By Khukekani Dumisa
The current generation XC90 was introduced in 2015. It came to fill in the shoes of a model that had been around for a long time. Some even argued that the XC90 had been around for so long that it had started losing the brand customers who sought newer alternatives. The second generation XC90 thus had a huge task on its hands. Not only to beat the previous generation but claw back on lost ground for Volvo. The award winning SUV did exactly that. It redefined the brand and brought it new customers. Volvo has refreshed the XC90 for 2019 and we travelled to Cape Town to experience it.
On the outside, the refreshed XC90 offers subtle upgrades to the original exterior design, such as new wheels, exterior colours and a modern new grille. Although the changes are minimal, the new grille does enough to breathe new life into the car. This is more evident if the right colour is selected.
On the inside, the XC90 can be ordered with a range of different seating configurations. From the four-seat Excellence variant and the seven-seat family SUV to the brand new six-seat configuration. The latter is an innovative addition to segment. The two individual seats are comfortable and provide a convenient entry into the back seats. Since they slide forward, adults can now seat in the last row making the XC90 the more convenient.
The XC90 introduces Volvo on Call for the first time in South Africa. Volvo On Call is an innovative app-based service that helps motorists to communicate with their cars. It facilitates a multitude of tasks. With Volvo On Call, motorists can lock or unlock the doors to their car, check the fuel level and cool or heat their car – and they can do this all via their smartphone, smartwatch, tablet or desktop.

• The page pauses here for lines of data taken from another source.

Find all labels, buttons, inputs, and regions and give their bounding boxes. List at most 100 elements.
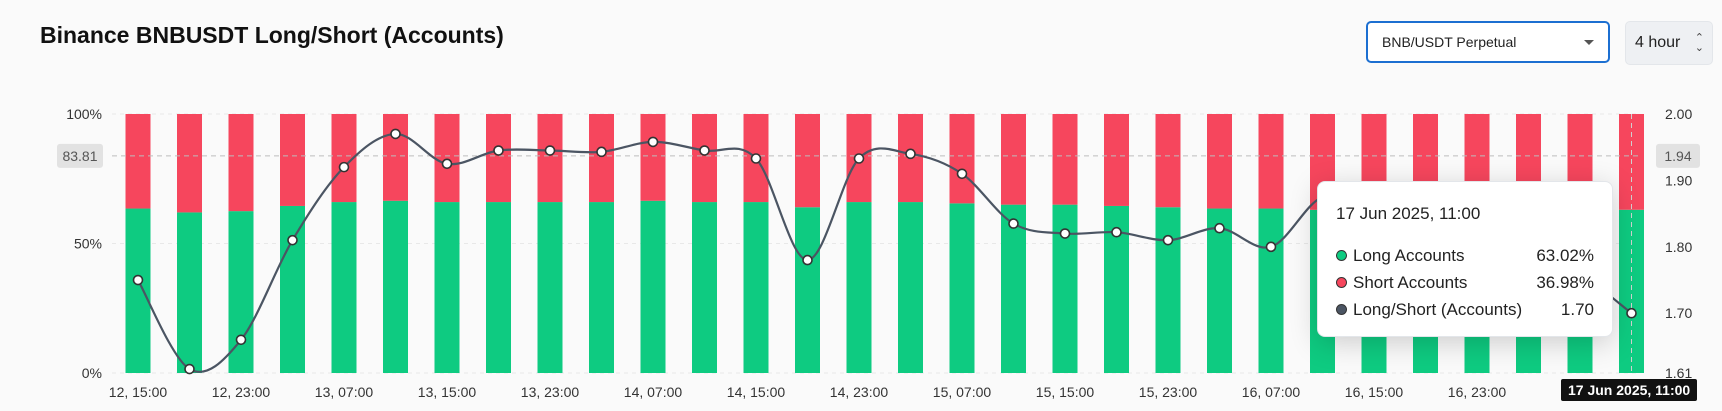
crosshair: [112, 114, 1640, 373]
long-bar: [1619, 209, 1644, 373]
short-bar: [640, 114, 666, 201]
x-tick-label: 16, 23:00: [1448, 384, 1507, 400]
long-bar: [640, 200, 666, 373]
x-tick-label: 14, 15:00: [727, 384, 786, 400]
x-tick-label: 12, 15:00: [109, 384, 168, 400]
ratio-point: [596, 146, 607, 158]
crosshair-y-left-badge: [57, 143, 103, 168]
long-bar: [589, 202, 614, 373]
ratio-point: [853, 153, 865, 164]
ratio-point: [184, 363, 195, 375]
short-bar: [125, 114, 151, 209]
ratio-point: [1626, 307, 1637, 319]
y-right-tick-label: 1.61: [1665, 365, 1692, 381]
y-right-tick-label: 1.70: [1665, 305, 1692, 321]
short-bar: [1104, 114, 1129, 206]
chart-tooltip: 17 Jun 2025, 11:00 Long Accounts 63.02% …: [1317, 181, 1613, 337]
updown-chevron-icon: ⌃ ⌄: [1694, 32, 1704, 54]
interval-select[interactable]: 4 hour ⌃ ⌄: [1625, 21, 1713, 65]
short-bar: [280, 114, 305, 206]
ratio-point: [1162, 234, 1174, 246]
x-tick-label: 14, 23:00: [830, 384, 889, 400]
ratio-point: [544, 145, 556, 156]
long-bar: [228, 211, 254, 373]
tooltip-value: 36.98%: [1536, 272, 1594, 292]
tooltip-value: 63.02%: [1536, 245, 1594, 265]
ratio-point: [1008, 218, 1019, 229]
ratio-point: [1059, 228, 1071, 239]
long-bar: [177, 212, 202, 373]
crosshair-x-label: 17 Jun 2025, 11:00: [1561, 379, 1698, 401]
x-tick-label: 14, 07:00: [624, 384, 683, 400]
short-bar: [692, 114, 717, 203]
ratio-point: [390, 128, 401, 140]
x-tick-label: 13, 23:00: [521, 384, 580, 400]
ratio-point: [699, 145, 710, 156]
ratio-point: [1265, 241, 1277, 253]
chart-axes: 0% 50% 100% 1.61 1.70 1.80 1.90 2.00 83.81 1.94 12…: [57, 106, 1700, 400]
x-tick-label: 16, 15:00: [1345, 384, 1404, 400]
long-bar: [846, 202, 872, 373]
short-bar: [434, 114, 460, 203]
y-left-tick-label: 50%: [74, 236, 102, 252]
x-tick-label: 15, 15:00: [1036, 384, 1095, 400]
long-bar: [331, 202, 357, 373]
y-left-tick-label: 100%: [66, 106, 102, 122]
ratio-point: [750, 153, 762, 164]
y-right-tick-label: 1.80: [1665, 239, 1692, 255]
tooltip-row-short: Short Accounts 36.98%: [1336, 269, 1594, 296]
ratio-point: [441, 158, 453, 170]
long-bar: [743, 202, 769, 373]
long-bar: [537, 202, 563, 373]
short-bar: [486, 114, 511, 203]
short-dot-icon: [1336, 277, 1347, 288]
pair-select[interactable]: BNB/USDT Perpetual: [1366, 21, 1610, 63]
crosshair-y-left-label: 83.81: [62, 148, 97, 164]
tooltip-label: Long/Short (Accounts): [1353, 299, 1523, 319]
short-bar: [1052, 114, 1078, 205]
x-tick-label: 15, 23:00: [1139, 384, 1198, 400]
ratio-point: [235, 334, 247, 346]
long-bar: [383, 200, 408, 373]
tooltip-date: 17 Jun 2025, 11:00: [1336, 204, 1481, 223]
short-bar: [228, 114, 254, 212]
long-dot-icon: [1336, 250, 1347, 261]
ratio-dot-icon: [1336, 304, 1347, 315]
long-bar: [949, 203, 975, 373]
long-bar: [1207, 208, 1232, 373]
ratio-point: [132, 274, 144, 286]
ratio-point: [956, 168, 968, 180]
x-tick-label: 15, 07:00: [933, 384, 992, 400]
long-bar: [280, 205, 305, 373]
tooltip-row-long: Long Accounts 63.02%: [1336, 242, 1594, 269]
short-bar: [1001, 114, 1026, 205]
pair-select-value: BNB/USDT Perpetual: [1382, 34, 1517, 50]
long-bar: [486, 202, 511, 373]
ratio-point: [1214, 222, 1225, 234]
short-bar: [1258, 114, 1284, 209]
interval-select-value: 4 hour: [1635, 34, 1681, 51]
long-bar: [1001, 204, 1026, 373]
long-bar: [434, 202, 460, 373]
long-bar: [1155, 207, 1181, 373]
x-tick-label: 12, 23:00: [212, 384, 271, 400]
ratio-point: [493, 145, 504, 156]
ratio-point: [647, 136, 659, 148]
x-tick-label: 13, 07:00: [315, 384, 374, 400]
short-bar: [537, 114, 563, 203]
short-bar: [383, 114, 408, 201]
x-tick-label: 16, 07:00: [1242, 384, 1301, 400]
short-bar: [1207, 114, 1232, 209]
y-left-tick-label: 0%: [82, 365, 102, 381]
ratio-point: [905, 148, 916, 160]
short-bar: [1155, 114, 1181, 208]
caret-down-icon: [1584, 40, 1594, 45]
ratio-point: [287, 234, 298, 246]
short-bar: [795, 114, 820, 208]
y-right-tick-label: 1.90: [1665, 172, 1692, 188]
short-bar: [589, 114, 614, 203]
long-bar: [692, 202, 717, 373]
tooltip-label: Long Accounts: [1353, 245, 1465, 265]
ratio-point: [802, 254, 813, 266]
ratio-point: [1111, 226, 1122, 238]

Volvo Concierge is another innovation that buyers will appreciate. The South African manned services (ensuring that there are no accent/language barriers when the services is accessed) is standard on the XC90. The service allows the customers to call in for a number of services. We used the system to send us directions to our lunch venue. The consultant sent us details which popped up on our infotainment screen and we were on our way within a short space of time.
Engines and drive
Volvo retrains two-litre, four-cylinder powertrains. At launch we drove both the XC90 D5 and T8. The turbodiesel Volvo XC90 D5 makes 173 kW of power and 480 Nm of torque, and has a claimed fuel consumption of 5,7 litres per 100 km. On the other hand, the range-topping Volvo XC90 T8 Geartronic AWD has a 300 kW (235 kW + 65 kW) petrol engine that is also supercharged and turbocharged. It works in conjunction with an electric motor, delivering power of 300 kW (235 kW + 65 kW) and torque of 640 Nm (400 Nm + 240 Nm). Fuel consumption is a claimed 2,1 litres per 100 km. The D5 suffers a bit of lag and is slow delivering power at take-off and when overtaking. This means you have to work a little harder to get power out of it and that affects fuel consumption. Our launch unit had 5 adults in it with no language and it struggled to deliver a convincing performance. The engine is fairly quiet though and the ride is comfortable. All issues about turbo lag and lackluster performance are simply non-existent in the powerful T8. The plug-in hybrid dashes off the line incredibly quickly and quietly. It’s also the one to opt for if you require a bit of performance from your XC90 SUV.
The refreshed Volvo XC90 range is priced from R1,023,000. All Volvos standard with a 5 year / 100,000km Warranty and Maintenance Plan (Volvo Plan), and 5 year / unlimited mileage Roadside Assistance.